Kwok-Bun Chan, Ph.D., is Hong Kong Baptist University’s first Chair Professor of Sociology, Founder and Chairman, Chan Institute of Social Studies (CISS); Honorary Professor, China Research Center, University of Technology, Sydney, Australia; Adjunct Professor of Sociology, University of Macao; Senior Fellow, Joint Institute of Research Studies (JIRS), Beijing Normal University-Hong Kong Baptist University United International College; former Head of Department of Sociology, and former Director, David C Lam Institute of East-West Studies, Hong Kong Baptist University; and former Head of Department of Sociology, National University of Singapore.

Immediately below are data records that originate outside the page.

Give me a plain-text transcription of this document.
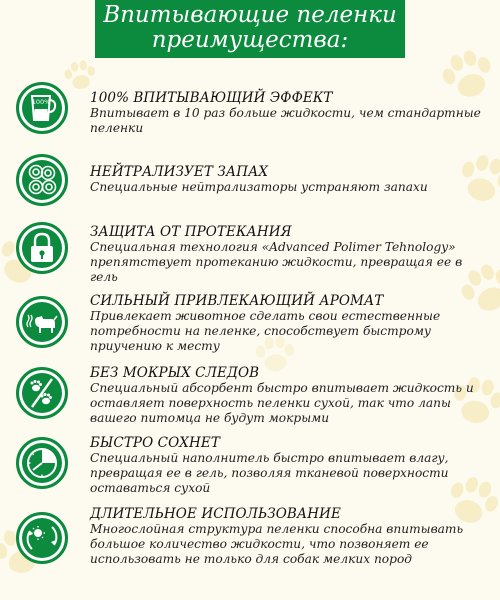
Впитывающие пеленки
преимущества:
100%	100% ВПИТЫВАЮЩИЙ ЭФФЕКТ
Впитывает в 10 раз больше жидкости, чем стандартные
пеленки
НЕЙТРАЛИЗУЕТ ЗАПАХ
Специальные нейтрализаторы устраняют запахи
ЗАЩИТА ОТ ПРОТЕКАНИЯ
Специальная технология «Advanced Polimer Tehnology»
препятствует протеканию жидкости, превращая ее в гель
СИЛЬНЫЙ ПРИВЛЕКАЮЩИЙ АРОМАТ
Привлекает животное сделать свои естественные
потребности на пеленке, способствует быстрому
приучению к месту
БЕЗ МОКРЫХ СЛЕДОВ
Специальный абсорбент быстро впитывает жидкость и
оставляет поверхность пеленки сухой, так что лапы
вашего питомца не будут мокрыми
БЫСТРО СОХНЕТ
Специальный наполнитель быстро впитывает влагу,
превращая ее в гель, позволяя тканевой поверхности
оставаться сухой
ДЛИТЕЛЬНОЕ ИСПОЛЬЗОВАНИЕ
Многослойная структура пеленки способна впитывать
большое количество жидкости, что позвоняет ее
использовать не только для собак мелких пород
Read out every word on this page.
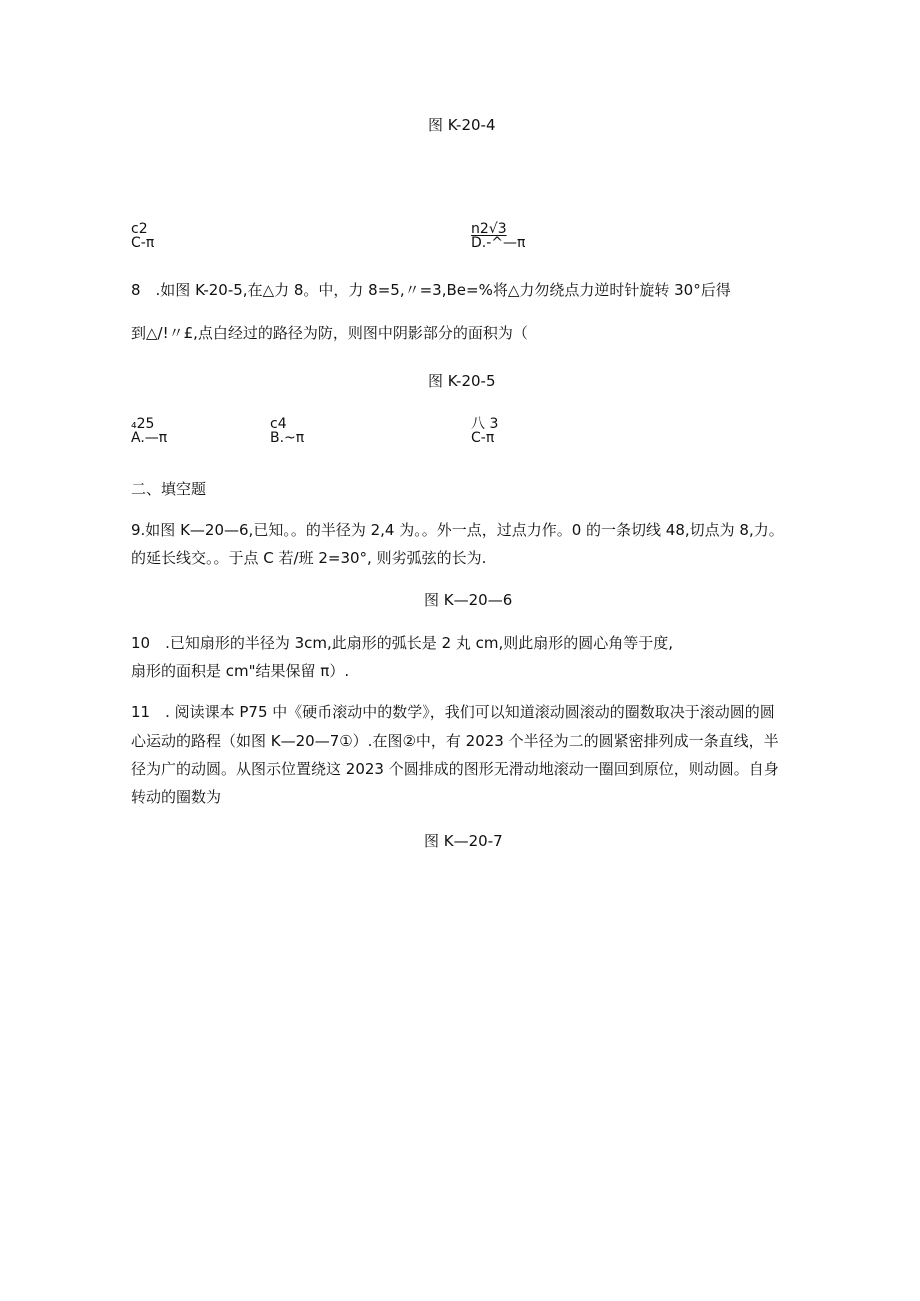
图 K-20-4
c2
C-π
n2√3
D.-^—π
8　.如图 K-20-5,在△力 8。中，力 8=5,〃=3,Be=%将△力勿绕点力逆时针旋转 30°后得
到△/!〃£,点白经过的路径为防，则图中阴影部分的面积为（
图 K-20-5
₄25
A.—π
c4
B.~π
八 3
C-π
二、填空题
9.如图 K—20—6,已知。。的半径为 2,4 为。。外一点，过点力作。0 的一条切线 48,切点为 8,力。
的延长线交。。于点 C 若/班 2=30°, 则劣弧弦的长为.
图 K—20—6
10　.已知扇形的半径为 3cm,此扇形的弧长是 2 丸 cm,则此扇形的圆心角等于度,
扇形的面积是 cm"结果保留 π）.
11　. 阅读课本 P75 中《硬币滚动中的数学》，我们可以知道滚动圆滚动的圈数取决于滚动圆的圆
心运动的路程（如图 K—20—7①）.在图②中，有 2023 个半径为二的圆紧密排列成一条直线，半
径为广的动圆。从图示位置绕这 2023 个圆排成的图形无滑动地滚动一圈回到原位，则动圆。自身
转动的圈数为
图 K—20-7
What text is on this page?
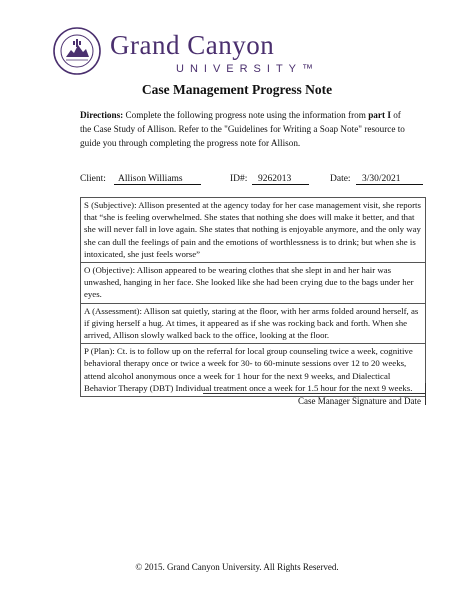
Grand Canyon
UNIVERSITY™
Case Management Progress Note
Directions: Complete the following progress note using the information from part I of the Case Study of Allison. Refer to the "Guidelines for Writing a Soap Note" resource to guide you through completing the progress note for Allison.
Client:	Allison Williams	ID#:	9262013	Date:	3/30/2021
S (Subjective): Allison presented at the agency today for her case management visit, she reports that “she is feeling overwhelmed. She states that nothing she does will make it better, and that she will never fall in love again. She states that nothing is enjoyable anymore, and the only way she can dull the feelings of pain and the emotions of worthlessness is to drink; but when she is intoxicated, she just feels worse”
O (Objective): Allison appeared to be wearing clothes that she slept in and her hair was unwashed, hanging in her face. She looked like she had been crying due to the bags under her eyes.
A (Assessment): Allison sat quietly, staring at the floor, with her arms folded around herself, as if giving herself a hug. At times, it appeared as if she was rocking back and forth. When she arrived, Allison slowly walked back to the office, looking at the floor.
P (Plan): Ct. is to follow up on the referral for local group counseling twice a week, cognitive behavioral therapy once or twice a week for 30- to 60-minute sessions over 12 to 20 weeks, attend alcohol anonymous once a week for 1 hour for the next 9 weeks, and Dialectical Behavior Therapy (DBT) Individual treatment once a week for 1.5 hour for the next 9 weeks.
Case Manager Signature and Date
© 2015. Grand Canyon University. All Rights Reserved.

His current research interests are in leadership, creativity and innovation; youth and adolescence; global peace and democracy; families in Asian societies; business networks and Chinese capitalism; ethnic identities; and migration, transnationalism, cosmopolitanism, and diasporas. His Chan Institute of Social Studies, like a human brain, has two sides. On the intellectual side, social theory, social research, policy formulation and practice are used as tools of science to find the pathways to a good life and a good society. On the aesthetic side, art, emotions and imagination are deployed to sensitize people of all things beautiful as fundamentals of a good life in a good society. Neither side can do without the other.
Wai-wanVivien Chan, Ph.D., is a sociologist. Currently she is Research Associate Professor at Department of Sociology, Nanjing University, China. She was Junior Fellow (2018-2020) at Society of Fellows in the Liberal Arts, Southern University of Science and Technology, China. She received her PhD from the School of International Studies, University of Technology Sydney. Two of her co-authored Chinese books on Chinese entrepreneurs and immigrant professionals in Hong Kong have been selected as two of selective books for "The Hong Kong Oral History Special Collection" by Hong Kong Central Library. Chan’s forthcoming monograph titled Female Chinese Bankers in the Asia-Pacific: Gender, Mobility and Opportunity (by Routledge, 2020) used an interdisciplinary approach, combining sociology, human geography and international studies perspectives to explore the feminization of mid-level management teams in finance industries in world cities in the Asia-Pacific. Her current research interests are: return scientists in Greater Bay Area, transnational migration, urban studies, gender and entrepreneurship.